The original tweets have been saved into a file in the following structure:
tweet language || tweet
The following is my pre-processing stage to remove URL's, RT, usernames and any non-alpha numeric character.
def cleanTweets() {
File dirtyTweets = new File("result.txt")
File cleanTweets = new File("cleanTweets.txt")
try {
Scanner console = new Scanner(dirtyTweets)
PrintWriter printWriter = new PrintWriter(new BufferedWriter(new FileWriter(cleanTweets)))
LinkedHashSet<String> ln = new LinkedHashSet<String>();
while (console.hasNextLine()) {
String line = console.nextLine();
String[] splitter = line.split("\\|\\|\\|")

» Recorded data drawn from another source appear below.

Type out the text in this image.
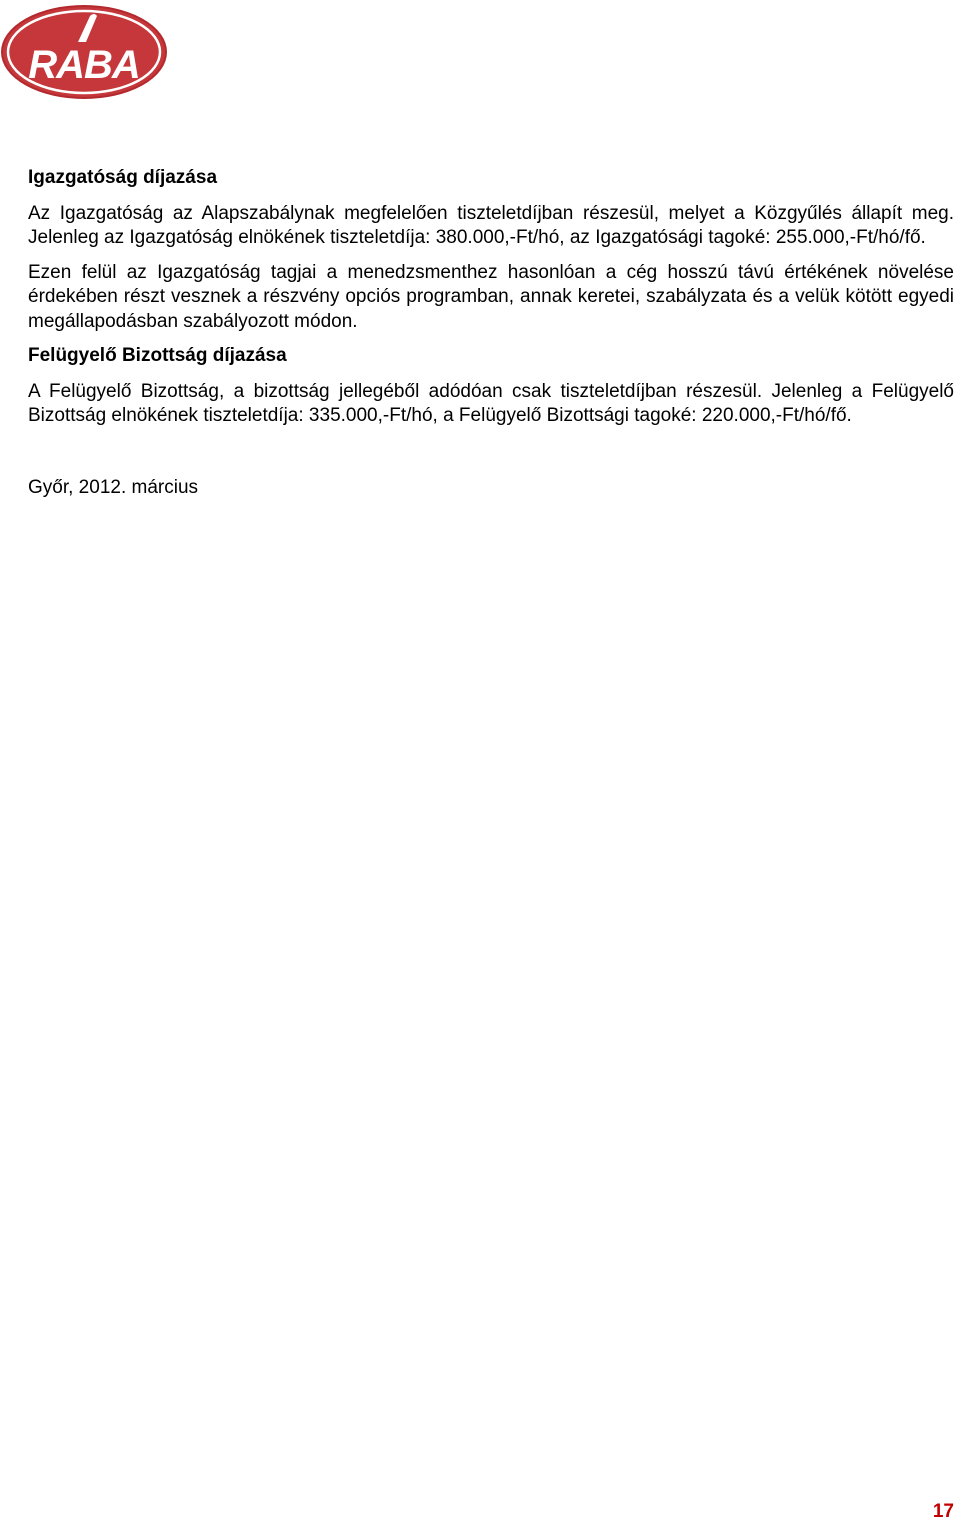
RABA

Igazgatóság díjazása

Az Igazgatóság az Alapszabálynak megfelelően tiszteletdíjban részesül, melyet a Közgyűlés állapít meg. Jelenleg az Igazgatóság elnökének tiszteletdíja: 380.000,-Ft/hó, az Igazgatósági tagoké: 255.000,-Ft/hó/fő.

Ezen felül az Igazgatóság tagjai a menedzsmenthez hasonlóan a cég hosszú távú értékének növelése érdekében részt vesznek a részvény opciós programban, annak keretei, szabályzata és a velük kötött egyedi megállapodásban szabályozott módon.

Felügyelő Bizottság díjazása

A Felügyelő Bizottság, a bizottság jellegéből adódóan csak tiszteletdíjban részesül. Jelenleg a Felügyelő Bizottság elnökének tiszteletdíja: 335.000,-Ft/hó, a Felügyelő Bizottsági tagoké: 220.000,-Ft/hó/fő.

Győr, 2012. március

17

//Only looks at the english tweets
if (splitter[0] == "en") {
line = line.replaceFirst("en", "")
String urlIdentifier = "((http|ftp|https):\\/\\/)?[\\w\\-_]+(\\.[\\w\\-_]+)+([\\w\\-\\.,@?^=%&:/~\\+#]*[\\w\\-\\@?^=%&/~\\+#])?"
//Removes URL's, RT, Twitter usernames and any non alpha numeric character
String[] removeNoise = ["RT", urlIdentifier, "(?:\\s|\\A)[@]+([A-Za-z0-9-_]+)", "[^a-zA-Z0-9 ]"]
removeNoise.each { noise ->
line = line.replaceAll(noise, "").toLowerCase()
}
ln.add(line)
}
}
ln.each { line ->
printWriter.write(line)
printWriter.println()
}
//write to file here
} catch (IOException e) {
}
}
This is then saved into a new file. What would the next stage be for sentiment analysis of these tweets?
Here is some sample code for using the sentiment annotator:
package edu.stanford.nlp.examples;
import edu.stanford.nlp.ling.*;
import edu.stanford.nlp.pipeline.*;
import edu.stanford.nlp.sentiment.*;
import edu.stanford.nlp.util.*;
import java.util.Properties;
public class SentimentExample {
public static void main(String[] args) {
Annotation document = new Annotation("...insert tweet text here...");
Properties props = new Properties();
props.setProperty("annotators", "tokenize,ssplit,pos,lemma,ner,parse,sentiment");
// you might want to enforce treating the entire tweet as one sentence
//...if so uncomment the line below setting ssplit.eolonly to true
// also make sure you remove newlines, this will prevent the
// sentence splitter from dividing the tweet into different sentences
//props.setProperty("ssplit.eolonly","true");
props.setProperty("parse.binaryTrees","true");
StanfordCoreNLP pipeline = new StanfordCoreNLP(props);
pipeline.annotate(document);
for (CoreMap sentence : document.get(CoreAnnotations.SentencesAnnotation.class)) {
System.out.println("---");
System.out.println(sentence.get(CoreAnnotations.TextAnnotation.class));
System.out.println(sentence.get(SentimentCoreAnnotations.SentimentClass.class));
}
}
}